Faits divers – Justice

Moselle : le patron qui "n’aime pas les Arabes" relaxé

Par Rachel Noel, France Bleu Lorraine Nord et France Bleu mardi 29 novembre 2016 à 21:56

Tribunal correctionnel de Metz
Tribunal correctionnel de Metz © Radio France - Rachel Noel

Le patron d'entreprise de Hauconcourt en Moselle, qui avait proféré des injures à caractère racial contre l'un de ses employés en juillet 2015, a été relaxé. Le délai pour examiner la plainte était prescrit. Le défenseur de l’employé va porter plainte pour harcèlement.

Le patron d'entreprise de Hauconcourt en Moselle, qui avait proféré des injures à caractère racial contre l'un de ses employés en juillet 2015, a été relaxé mardi par tribunal correctionnel de Metz. Le parquet de Metz avait qualifié les faits d’injure publique à caractère raciste. Il aurait donc fallu juger la plainte 3 mois maximum après les faits. L'avocat du plaignant va donc déposer une nouvelle plainte, cette fois pour harcèlement. Le délai pour porter plainte est de trois ans.

La vidéo qui accable

En juillet 2015. Mustapha, qui travaille comme chauffeur enregistre sur son téléphone portable, le vif échange qu'il a avec son employeur sur le parking du dépôt de l'entreprise à Hauconcourt. Depuis des semaines et des semaines, Mustapha vit un calvaire supportant les insultes de son patron. Pour avoir une preuve de ce qu’il vit au quotidien, il enregistre sur son téléphone la vive discussion qu'il a avec son employeur.

Je n’aime pas les arabes - Le patron de l'entreprise

L’enregistrement dure 11 minutes, mais des phrases comme celles-ci, cinq anciens employés en ont aussi témoigné.

Il y a celles qui sont simplement violentes :

Tu rentres dans le rang ou tu dégages. Ferme ta grande gueule !

Extrait du document sonore enregistré par Mustapha (2)

Mais aussi celle qui sont sans équivoques et pleines de menaces à peine contenues.

Moi, depuis que le patron s’est fait trancher la gorge j’en ai jusque là. Et j’ai envie moi de prendre un Arabe, et de… tac… et de le mettre en haut de mon bâtiment.
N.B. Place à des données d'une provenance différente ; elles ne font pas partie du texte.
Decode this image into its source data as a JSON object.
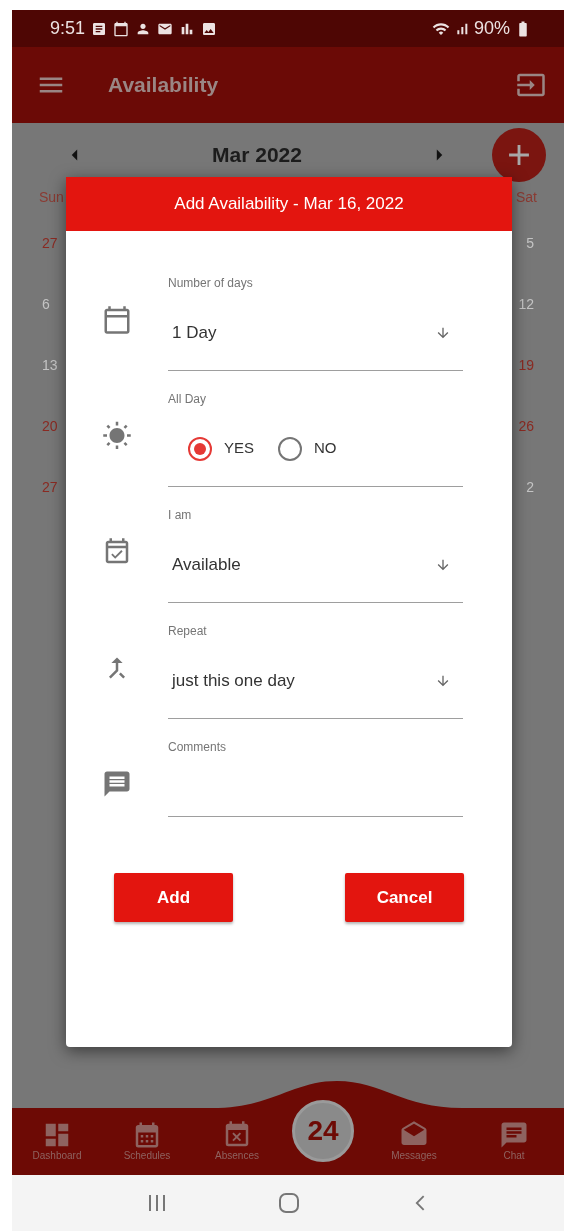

Un climat où la parole se libère

Le patron lui n'a qu'une explication, il était alcoolisé et regrette. A l'audience, le procureur de la République a estimé que les propos tenus par l'employeur étaient lamentables, et que l'alcool ne peut pas tout justifier. Pour l'avocat du salarié, Mehdi Zouaoui, ces propos sont révélateurs d'un climat ambiant : "Il y a une libération de la parole dans la politique, le monde du travail, et cette affaire est révélatrice. Un grand nombre de gens peuvent se permettre d’aller de plus en plus loin dans l’excès et dire tout et n’importe quoi ".

Mehdi Zouaoui, avocat au bareau de Metz évoque un climat où la parole raciste se libère

Le document avait été diffusé dans l'émission Complément d'enquête sur France 2.